Although the forward-looking information contained in this MD&A is based upon what management believes to be reasonable assumptions based on information currently available to the Company, investors are cautioned against placing undue reliance on this information since actual results may vary from the forward-looking information. Certain assumptions made in preparing the forward-looking information and our objectives include: our ability to generate sufficient revenue while controlling our costs and expenses; our ability to manage our growth effectively; the absence of material adverse changes in our industry or the global economy; trends in our industry and markets; our ability to manage risks related to expansion; our ability to maintain good business relationships; our ability to expand our sales and distribution infrastructure and our marketing; our ability to develop products and technologies that keep pace with the continuing changes in technology, evolving industry standards, new product introductions by competitors and changing client preferences and requirements; the continued demand for printed circuit boards and custom printed circuit board assembly; our ability to retain key personnel and our ability to raise sufficient debt or equity financing to support our business growth.

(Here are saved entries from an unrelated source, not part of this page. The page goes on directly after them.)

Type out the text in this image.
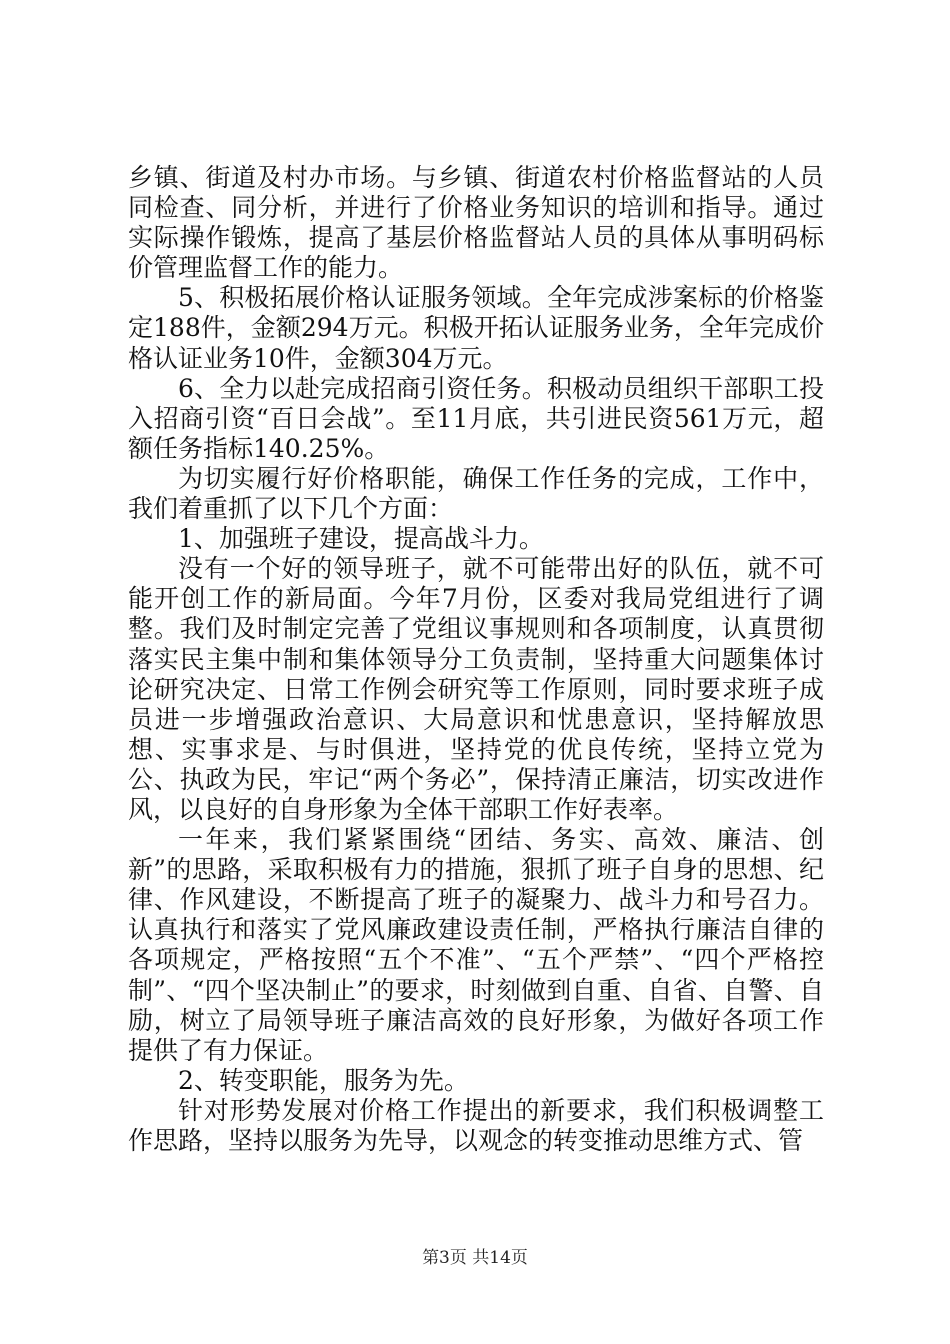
乡镇、街道及村办市场。与乡镇、街道农村价格监督站的人员同检查、同分析，并进行了价格业务知识的培训和指导。通过实际操作锻炼，提高了基层价格监督站人员的具体从事明码标价管理监督工作的能力。

5、积极拓展价格认证服务领域。全年完成涉案标的价格鉴定188件，金额294万元。积极开拓认证服务业务，全年完成价格认证业务10件，金额304万元。

6、全力以赴完成招商引资任务。积极动员组织干部职工投入招商引资“百日会战”。至11月底，共引进民资561万元，超额任务指标140.25%。

为切实履行好价格职能，确保工作任务的完成，工作中，我们着重抓了以下几个方面：

1、加强班子建设，提高战斗力。

没有一个好的领导班子，就不可能带出好的队伍，就不可能开创工作的新局面。今年7月份，区委对我局党组进行了调整。我们及时制定完善了党组议事规则和各项制度，认真贯彻落实民主集中制和集体领导分工负责制，坚持重大问题集体讨论研究决定、日常工作例会研究等工作原则，同时要求班子成员进一步增强政治意识、大局意识和忧患意识，坚持解放思想、实事求是、与时俱进，坚持党的优良传统，坚持立党为公、执政为民，牢记“两个务必”，保持清正廉洁，切实改进作风，以良好的自身形象为全体干部职工作好表率。

一年来，我们紧紧围绕“团结、务实、高效、廉洁、创新”的思路，采取积极有力的措施，狠抓了班子自身的思想、纪律、作风建设，不断提高了班子的凝聚力、战斗力和号召力。认真执行和落实了党风廉政建设责任制，严格执行廉洁自律的各项规定，严格按照“五个不准”、“五个严禁”、“四个严格控制”、“四个坚决制止”的要求，时刻做到自重、自省、自警、自励，树立了局领导班子廉洁高效的良好形象，为做好各项工作提供了有力保证。

2、转变职能，服务为先。

针对形势发展对价格工作提出的新要求，我们积极调整工作思路，坚持以服务为先导，以观念的转变推动思维方式、管

第3页 共14页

Consequently, all forward-looking information contained in this MD&A is qualified by the foregoing cautionary statements, and there can be no guarantee that the results or developments that we anticipate will be realized or, even if substantially realized, that they will have the expected consequences or effects on our business, financial condition or results of operation. Unless otherwise noted or the context otherwise indicates, the forward-looking information contained in this presentation is provided as of the date of this presentation, and we do not undertake to update or amend such forward-looking information whether as a result of new information, future events or otherwise, except as may be required by applicable law.